Hell yeah. Maybe he’s not as much of an asshole as I thought he was.

I blink at him.

No. Wait. Wait a damn minute.

Am I actually losing it?

Sure, he’s got a soft spot for the families that lost their kids, but he’s still a criminal. He’s literally suggesting we turn this basement into a ghost-infested paranormal crime scene. We’re talking full-on spooky house with an extra side of bad energy and child-murder lore.

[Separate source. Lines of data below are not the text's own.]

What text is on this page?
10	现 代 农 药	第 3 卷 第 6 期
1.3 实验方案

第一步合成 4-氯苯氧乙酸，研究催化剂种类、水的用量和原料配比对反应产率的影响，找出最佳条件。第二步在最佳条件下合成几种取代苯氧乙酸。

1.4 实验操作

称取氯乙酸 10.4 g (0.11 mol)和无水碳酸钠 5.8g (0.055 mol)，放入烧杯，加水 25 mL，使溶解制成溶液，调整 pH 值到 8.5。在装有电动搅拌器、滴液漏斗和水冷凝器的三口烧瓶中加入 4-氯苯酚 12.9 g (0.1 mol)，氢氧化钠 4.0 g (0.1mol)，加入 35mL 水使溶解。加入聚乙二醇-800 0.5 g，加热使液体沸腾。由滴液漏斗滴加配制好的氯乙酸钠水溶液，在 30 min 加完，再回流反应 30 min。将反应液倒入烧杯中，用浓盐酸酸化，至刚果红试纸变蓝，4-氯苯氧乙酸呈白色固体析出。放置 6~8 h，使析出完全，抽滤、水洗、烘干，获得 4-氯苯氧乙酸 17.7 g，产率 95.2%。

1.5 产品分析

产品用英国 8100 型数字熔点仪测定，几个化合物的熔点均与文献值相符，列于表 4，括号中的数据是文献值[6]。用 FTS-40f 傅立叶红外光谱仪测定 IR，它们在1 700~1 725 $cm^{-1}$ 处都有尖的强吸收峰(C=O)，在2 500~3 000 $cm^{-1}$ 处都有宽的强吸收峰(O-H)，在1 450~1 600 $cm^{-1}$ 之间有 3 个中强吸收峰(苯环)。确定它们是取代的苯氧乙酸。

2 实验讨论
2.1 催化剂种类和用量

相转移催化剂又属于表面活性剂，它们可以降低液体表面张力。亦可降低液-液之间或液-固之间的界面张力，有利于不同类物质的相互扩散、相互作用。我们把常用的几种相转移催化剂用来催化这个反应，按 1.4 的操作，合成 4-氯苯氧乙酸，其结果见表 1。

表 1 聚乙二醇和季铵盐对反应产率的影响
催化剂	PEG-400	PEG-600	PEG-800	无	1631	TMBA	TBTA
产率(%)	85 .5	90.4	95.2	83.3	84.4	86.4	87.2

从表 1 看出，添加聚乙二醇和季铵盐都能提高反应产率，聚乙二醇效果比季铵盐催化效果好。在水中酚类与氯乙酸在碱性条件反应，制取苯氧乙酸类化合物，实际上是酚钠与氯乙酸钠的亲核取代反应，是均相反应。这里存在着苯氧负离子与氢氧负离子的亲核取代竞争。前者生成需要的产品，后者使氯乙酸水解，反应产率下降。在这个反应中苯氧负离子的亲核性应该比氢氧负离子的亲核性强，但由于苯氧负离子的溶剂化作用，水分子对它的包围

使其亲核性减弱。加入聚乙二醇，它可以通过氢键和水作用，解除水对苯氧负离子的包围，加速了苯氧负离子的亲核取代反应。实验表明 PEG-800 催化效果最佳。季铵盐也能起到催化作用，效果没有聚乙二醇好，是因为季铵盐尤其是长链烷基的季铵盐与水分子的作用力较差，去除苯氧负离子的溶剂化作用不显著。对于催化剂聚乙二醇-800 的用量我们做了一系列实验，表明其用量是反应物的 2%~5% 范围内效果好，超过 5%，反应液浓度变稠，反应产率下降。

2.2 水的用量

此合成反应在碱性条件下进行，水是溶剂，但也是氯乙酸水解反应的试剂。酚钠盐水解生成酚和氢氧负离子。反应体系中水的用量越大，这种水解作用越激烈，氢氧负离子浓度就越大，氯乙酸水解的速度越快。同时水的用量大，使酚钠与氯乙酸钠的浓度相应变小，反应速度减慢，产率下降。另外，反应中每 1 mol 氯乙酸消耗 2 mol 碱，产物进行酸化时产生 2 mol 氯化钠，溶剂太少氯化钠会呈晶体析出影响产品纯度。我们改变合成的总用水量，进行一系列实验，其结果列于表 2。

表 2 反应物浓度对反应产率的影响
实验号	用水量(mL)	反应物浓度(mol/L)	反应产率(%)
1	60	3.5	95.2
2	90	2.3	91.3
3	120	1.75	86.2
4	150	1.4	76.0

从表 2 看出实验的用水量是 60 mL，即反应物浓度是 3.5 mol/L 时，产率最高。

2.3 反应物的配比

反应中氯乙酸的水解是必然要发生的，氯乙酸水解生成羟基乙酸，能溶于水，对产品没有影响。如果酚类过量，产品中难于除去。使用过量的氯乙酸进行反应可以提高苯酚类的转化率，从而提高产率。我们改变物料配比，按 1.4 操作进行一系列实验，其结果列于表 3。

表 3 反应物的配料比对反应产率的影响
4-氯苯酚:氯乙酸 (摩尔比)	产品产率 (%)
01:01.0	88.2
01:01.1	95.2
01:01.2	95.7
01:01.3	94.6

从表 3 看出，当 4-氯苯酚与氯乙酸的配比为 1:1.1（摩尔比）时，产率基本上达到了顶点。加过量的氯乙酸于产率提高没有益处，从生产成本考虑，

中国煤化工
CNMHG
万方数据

This man is not a hero. He is apsycho.

And I’m not even talking about what’s going to happen to the balance between life and death here anymore. This is just plain wrong.

But Nathaniel hums, tapping his chin like he’s actually considering it.

“Clever,” he muses. “But difficult. You know soul binding within walls of a building is a fickle matter. Sooner or later, this building will perish, and she'll get free. We don't want any hauntings.”

Hauntings.

I swear I feel the temperature drop ten degrees.

Listen, I may not have a PhD in Black Magic Fuckery, but even I know that when you start casually discussing trapping souls like they’re fireflies, you’ve gone off the deep end.

The only thing I do know? This is a catastrophically bad idea.

“We could figure it out,” Cassian insists. “We could try breaking her first. Maybe we don’t kill her right away. Maybe we take pieces of her, one by one, like she did to those kids. Maybe we—”

“Enough,” I snap.

They all turn to look at me.

I don’t know what the hell just came over me, but something in Cassian’s tone makes my skin crawl. Not because I dislike him. Not because I disagree. Not because I think she deserves a shred of mercy.